Facile synthesis of Co(ii)-doped cobalt oxide nanostructures: their application in the sensitive determination of the prophylactic drug furazolidone

Abstract

In this report, cobalt(II)-doped cobalt oxide (Co–Co₂O₄) rose-like nanostructures were synthesized via a facile one-step ultrasonication method. The as-prepared nano Co–Co₂O₄ was then utilized for the sensitive quantification of the prophylactic drug furazolidone (FUZ). Various physicochemical methods, including X-ray powder diffraction, high-resolution transmission electron microscopy, and X-ray photoelectron spectroscopy, were used to confirm the successful formation of the Co–Co₂O₄ nanostructures. The superior active surface area and larger pores of Co–Co₂O₄ enhance the electrocatalytic activity towards FUZ detection.

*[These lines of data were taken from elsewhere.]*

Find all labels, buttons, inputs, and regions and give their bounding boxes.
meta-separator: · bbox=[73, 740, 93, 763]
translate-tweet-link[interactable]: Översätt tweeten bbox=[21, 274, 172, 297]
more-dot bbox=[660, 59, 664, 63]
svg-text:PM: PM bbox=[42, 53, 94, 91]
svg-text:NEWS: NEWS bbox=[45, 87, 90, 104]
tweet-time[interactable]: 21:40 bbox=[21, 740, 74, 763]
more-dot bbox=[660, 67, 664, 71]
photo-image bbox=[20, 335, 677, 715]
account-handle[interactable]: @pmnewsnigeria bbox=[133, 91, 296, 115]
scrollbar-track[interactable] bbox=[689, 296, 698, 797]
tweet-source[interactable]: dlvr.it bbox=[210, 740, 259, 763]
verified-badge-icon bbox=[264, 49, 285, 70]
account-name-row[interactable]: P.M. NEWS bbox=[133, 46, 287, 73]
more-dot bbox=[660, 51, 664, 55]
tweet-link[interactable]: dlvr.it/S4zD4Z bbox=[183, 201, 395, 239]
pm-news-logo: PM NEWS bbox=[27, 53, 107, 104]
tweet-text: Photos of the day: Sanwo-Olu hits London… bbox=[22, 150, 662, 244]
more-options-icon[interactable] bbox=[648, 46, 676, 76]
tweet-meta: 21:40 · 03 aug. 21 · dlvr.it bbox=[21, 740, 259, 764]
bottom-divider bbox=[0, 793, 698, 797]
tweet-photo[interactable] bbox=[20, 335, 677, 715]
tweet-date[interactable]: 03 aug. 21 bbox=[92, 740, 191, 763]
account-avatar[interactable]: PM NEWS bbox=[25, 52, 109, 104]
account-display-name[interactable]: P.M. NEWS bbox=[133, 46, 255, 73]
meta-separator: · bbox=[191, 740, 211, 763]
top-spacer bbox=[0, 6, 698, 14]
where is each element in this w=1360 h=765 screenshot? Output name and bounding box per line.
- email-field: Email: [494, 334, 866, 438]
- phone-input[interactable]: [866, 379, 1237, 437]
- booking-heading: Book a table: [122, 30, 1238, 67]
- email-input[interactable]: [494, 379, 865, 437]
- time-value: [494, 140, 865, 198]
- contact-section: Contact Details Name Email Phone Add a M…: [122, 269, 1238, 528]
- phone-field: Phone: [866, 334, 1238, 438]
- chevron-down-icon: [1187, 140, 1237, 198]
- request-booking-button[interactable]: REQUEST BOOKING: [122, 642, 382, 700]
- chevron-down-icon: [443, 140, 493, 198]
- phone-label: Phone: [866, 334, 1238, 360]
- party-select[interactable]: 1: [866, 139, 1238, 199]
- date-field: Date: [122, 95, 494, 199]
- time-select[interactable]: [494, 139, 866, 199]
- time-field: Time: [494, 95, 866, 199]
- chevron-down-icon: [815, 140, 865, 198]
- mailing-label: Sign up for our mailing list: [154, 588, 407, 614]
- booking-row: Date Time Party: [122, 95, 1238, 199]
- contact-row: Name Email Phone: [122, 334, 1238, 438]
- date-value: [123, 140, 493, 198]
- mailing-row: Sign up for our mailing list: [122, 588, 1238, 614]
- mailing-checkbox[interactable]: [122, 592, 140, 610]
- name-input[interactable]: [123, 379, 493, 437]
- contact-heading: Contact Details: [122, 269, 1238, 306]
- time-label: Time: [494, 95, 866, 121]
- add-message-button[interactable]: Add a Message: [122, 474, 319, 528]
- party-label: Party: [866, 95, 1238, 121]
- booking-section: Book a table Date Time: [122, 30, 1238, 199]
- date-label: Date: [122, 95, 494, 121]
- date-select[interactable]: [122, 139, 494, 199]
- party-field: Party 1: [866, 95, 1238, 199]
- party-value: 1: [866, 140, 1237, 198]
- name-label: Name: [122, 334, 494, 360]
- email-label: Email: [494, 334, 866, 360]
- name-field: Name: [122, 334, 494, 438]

The electrochemical performance of Co–Co₂O₄ towards FUZ was explored using the voltammetry method, with the obtained results suggesting that the proposed Co–Co₂O₄ sensor exhibits excellent catalytic activity towards FUZ. Under the optimized conditions, the sensor exhibits two wide linear ranges (0.05–285 μM; 285–1122.15 μM) with a low limit of detection (8 nM) and high sensitivity (2.349 μA μM⁻¹ cm⁻²). Besides this, the proposed sensor exhibits high stability, reproducibility, and repeatability. Moreover, anti-interference experiments were carried out to explore the precise detection of FUZ in the presence of similar compounds.